ESET, a cybersecurity research firm, identified OilRig as the culprit behind repeated cyber attacks on Israeli organizations. The evidence lies in the similarity between the downloaders used and other tools in OilRig’s arsenal, such as the MrPerfectionManager and PowerExchange backdoors, both utilizing email-based C2 (command-and-control) protocols.
OilRig’s attack patterns seem to follow a familiar script, displaying a repetitive nature, according to researchers. Between June and August 2022, ESET detected downloaders like OilBooster, SC5k v1, and SC5k v2, as well as the Shark backdoor, within the network of an Israeli local governmental organization—a target previously hit by OilRig.
In a subsequent discovery, ESET found another version of SC5k (v3) in the network of an Israeli healthcare organization, previously victimized by OilRig. ODAgent, another tool in OilRig’s arsenal, surfaced in the network of an Israeli manufacturing company, a target previously affected by SC5k and OilCheck.
“OilRig is persistent in targeting the same organizations, and determined to keep its foothold in compromised networks,” cautioned the researchers.
To assist potential targets in identifying potential compromises from these recent attacks, ESET provided a comprehensive list of indicators of compromise (IoC) in their blog post. This includes files, network activities, and techniques based on the MITRE ATT&CK framework.
Exploring the Covert Tactics of OilRig’s Sneaky Backdoor Malware
Delving into the intricacies of OilRig’s stealthy backdoor malware unveils a sophisticated landscape where different downloaders play distinct roles, each crafted with precision.
Written in C++/.NET, the downloaders, including OilBooster, exhibit unique functionalities. Despite their differences, a common thread among them is the utilization of a shared email or cloud storage account for communication with OilRig operators. This shared account serves as a conduit for exchanging messages that can be leveraged against multiple victims.
SC5k, the earliest downloader to emerge (as early as November 2021), deploys several variants and relies on legitimate cloud services. All variants, including SC5k, utilize the Microsoft Office EWS API to interact with a shared Exchange mail account. This interaction facilitates the downloading of additional payloads and commands, as well as the uploading of data.
OilCheck, discovered in April 2022, takes a similar approach by using draft messages in a shared email account for two-way C2 communication. However, it distinguishes itself from SC5k by utilizing the REST-Microsoft Graph API to access a shared Microsoft 365 Outlook email account, departing from the SOAP-based Microsoft Office EWS API.
In contrast, OilBooster, also utilizing the Microsoft Graph API, connects to a Microsoft 365 account. However, it diverges from OilCheck by interacting with a OneDrive account controlled by the attackers for C2 communication and exfiltration, rather than an Outlook account. OilBooster boasts capabilities such as downloading files from the remote server, executing files and shell commands, and exfiltrating the results.

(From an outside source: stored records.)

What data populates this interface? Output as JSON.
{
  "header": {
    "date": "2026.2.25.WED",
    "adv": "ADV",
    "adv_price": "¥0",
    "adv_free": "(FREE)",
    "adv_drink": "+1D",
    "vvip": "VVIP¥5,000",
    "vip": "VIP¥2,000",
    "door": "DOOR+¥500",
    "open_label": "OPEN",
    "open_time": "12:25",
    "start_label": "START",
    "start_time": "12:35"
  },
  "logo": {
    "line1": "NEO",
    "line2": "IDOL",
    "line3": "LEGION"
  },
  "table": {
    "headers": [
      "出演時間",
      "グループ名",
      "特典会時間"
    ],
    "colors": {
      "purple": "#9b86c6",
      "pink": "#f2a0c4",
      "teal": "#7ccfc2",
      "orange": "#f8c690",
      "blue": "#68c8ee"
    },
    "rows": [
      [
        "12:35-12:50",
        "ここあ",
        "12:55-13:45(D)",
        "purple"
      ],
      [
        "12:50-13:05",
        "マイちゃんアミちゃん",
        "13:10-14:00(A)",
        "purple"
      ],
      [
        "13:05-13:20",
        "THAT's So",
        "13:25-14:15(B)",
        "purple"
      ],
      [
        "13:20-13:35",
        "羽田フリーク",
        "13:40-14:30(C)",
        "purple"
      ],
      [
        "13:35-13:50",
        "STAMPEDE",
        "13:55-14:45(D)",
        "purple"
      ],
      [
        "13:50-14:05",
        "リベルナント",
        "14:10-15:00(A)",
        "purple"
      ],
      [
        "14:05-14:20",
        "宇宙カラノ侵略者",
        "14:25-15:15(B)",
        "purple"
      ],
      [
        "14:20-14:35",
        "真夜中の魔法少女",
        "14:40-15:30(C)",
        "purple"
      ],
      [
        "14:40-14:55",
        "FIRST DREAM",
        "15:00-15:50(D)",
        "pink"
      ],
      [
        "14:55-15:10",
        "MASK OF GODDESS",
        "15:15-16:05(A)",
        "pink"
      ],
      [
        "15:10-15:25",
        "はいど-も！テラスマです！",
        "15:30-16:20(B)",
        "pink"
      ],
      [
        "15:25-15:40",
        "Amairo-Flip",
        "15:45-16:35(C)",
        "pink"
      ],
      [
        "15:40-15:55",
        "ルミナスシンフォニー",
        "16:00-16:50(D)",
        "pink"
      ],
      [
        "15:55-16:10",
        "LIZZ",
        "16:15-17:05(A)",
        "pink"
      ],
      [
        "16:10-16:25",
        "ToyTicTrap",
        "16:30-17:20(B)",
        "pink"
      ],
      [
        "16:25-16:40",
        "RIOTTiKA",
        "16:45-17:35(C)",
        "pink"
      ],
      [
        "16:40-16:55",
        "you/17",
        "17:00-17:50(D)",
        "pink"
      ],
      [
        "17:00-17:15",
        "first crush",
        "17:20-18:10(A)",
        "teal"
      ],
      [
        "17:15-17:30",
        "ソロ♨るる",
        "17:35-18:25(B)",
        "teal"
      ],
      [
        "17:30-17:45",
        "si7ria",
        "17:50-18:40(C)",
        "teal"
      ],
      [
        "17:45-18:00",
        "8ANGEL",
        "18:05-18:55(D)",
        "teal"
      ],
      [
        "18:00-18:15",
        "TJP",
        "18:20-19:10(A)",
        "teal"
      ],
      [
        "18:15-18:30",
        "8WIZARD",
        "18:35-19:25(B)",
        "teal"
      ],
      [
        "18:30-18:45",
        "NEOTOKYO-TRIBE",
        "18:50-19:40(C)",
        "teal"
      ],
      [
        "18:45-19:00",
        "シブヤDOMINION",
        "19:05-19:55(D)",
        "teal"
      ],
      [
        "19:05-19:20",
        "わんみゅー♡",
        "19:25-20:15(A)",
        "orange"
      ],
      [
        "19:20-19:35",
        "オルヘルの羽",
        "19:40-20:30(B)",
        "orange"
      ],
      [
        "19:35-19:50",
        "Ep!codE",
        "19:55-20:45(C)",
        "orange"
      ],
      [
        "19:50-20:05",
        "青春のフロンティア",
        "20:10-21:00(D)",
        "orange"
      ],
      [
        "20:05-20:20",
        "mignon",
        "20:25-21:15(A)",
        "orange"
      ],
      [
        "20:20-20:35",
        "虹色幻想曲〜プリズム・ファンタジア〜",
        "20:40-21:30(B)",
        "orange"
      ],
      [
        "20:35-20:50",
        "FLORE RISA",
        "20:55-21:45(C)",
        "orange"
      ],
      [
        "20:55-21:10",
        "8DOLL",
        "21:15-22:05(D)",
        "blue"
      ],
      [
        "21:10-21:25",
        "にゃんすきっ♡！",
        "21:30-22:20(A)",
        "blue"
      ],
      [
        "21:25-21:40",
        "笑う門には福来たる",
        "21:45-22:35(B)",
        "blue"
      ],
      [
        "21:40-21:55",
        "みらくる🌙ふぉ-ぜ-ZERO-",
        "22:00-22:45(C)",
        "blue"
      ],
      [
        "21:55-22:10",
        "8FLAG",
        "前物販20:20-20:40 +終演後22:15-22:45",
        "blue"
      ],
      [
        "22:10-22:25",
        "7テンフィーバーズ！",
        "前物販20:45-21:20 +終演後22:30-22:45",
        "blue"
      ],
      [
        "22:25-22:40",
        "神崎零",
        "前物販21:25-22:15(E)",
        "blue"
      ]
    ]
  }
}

ODAgent, believed to be a precursor of OilBooster, employs the Microsoft Graph API to access an attacker-controlled OneDrive account for C2 communication and exfiltration. Similar to OilBooster, ODAgent repeatedly connects to the shared OneDrive account, listing the contents of the victim-specific folder to obtain additional payloads and backdoor commands, according to researchers. This intricate web of techniques underscores the evolving tactics of OilRig’s backdoor malware.